酸味の強弱は「森の果実」に左右されると思います。大元の料理指南集にのっかっているベリー系だと大方酸っぱいものが多いので、あまりスイーツな味ではなかったのではないかとみています。現在は品種改良が進んでいるので生食でもある程度甘く美味しく頂けるんですが、昔はモノによってはすっぱーい!ってこともあり得ますので。
なして「赤ワイン」?
材料に含まれている謎の赤ワイン。これ、他のタルトや肉料理などにも大変多く使われている食材のひとつでして、ぶっちゃけ大半の茶色く見える料理は大方この赤ワインを使っているといっても過言ではないと思います(一部お肉の血とか例外はありますが)。

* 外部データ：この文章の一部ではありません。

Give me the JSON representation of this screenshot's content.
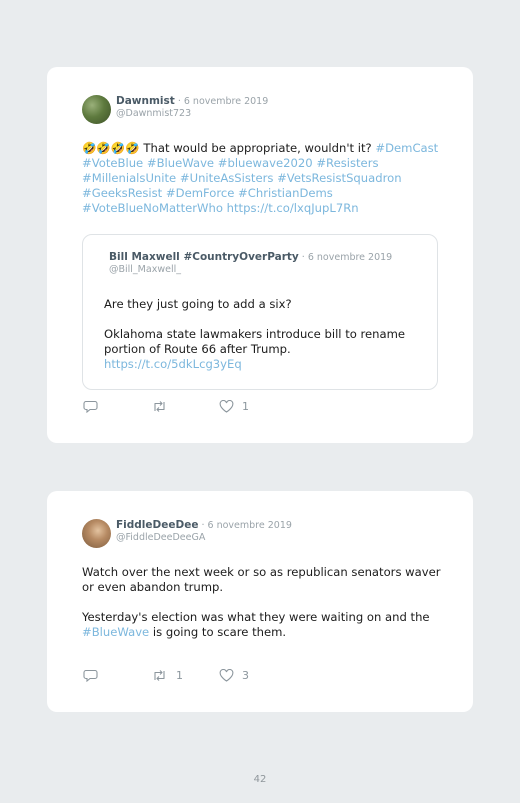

なんせあらゆるところに赤ワインなので、試作検証する際には赤ワインストックを多めにしております。確固たる要因はいまいちわからないんですが、ワイン自体は中世当時の主要産物であったことは確かなので、その流れが料理の方まできているのかな?と考えています。
当時赤ワインを使った料理が多かったのが、意外にもイングランド。ワインといったらフランスやイタリア、スペインなどで「イングランド=ワイン」というイメージがあまりないんですが(むしろエールとか)約10~14世紀(9~13世紀説もあり)の間、ヨーロッパ全域で温暖期を迎えておりまして、その影響でイングランドでもワイン醸造がかなり盛んだったことがありました。
時代的にも赤ワインを多用しはじめた時期とだいたい合致するので、そのあたりの事情もあるのかな?と思います。もちろん、フランスなどの他国からの輸入もあったと思いますけどね。気候変動は当時の料理にもけっこう影響がでていたことが分かります。
「カスタード」と冠してはいるものの、実際の味的には赤ワインとなんか果実の甘酸っぱい味という感想です(自分の場合)。現在私達が知る甘くてもったりとしたカスタードに到達するまでまだ数百年かかるわけですが、こういった経路もあったのねー、というのを知って頂けるとこれ幸甚でございます。
最後までご一読頂き、有難うございました(^-^)。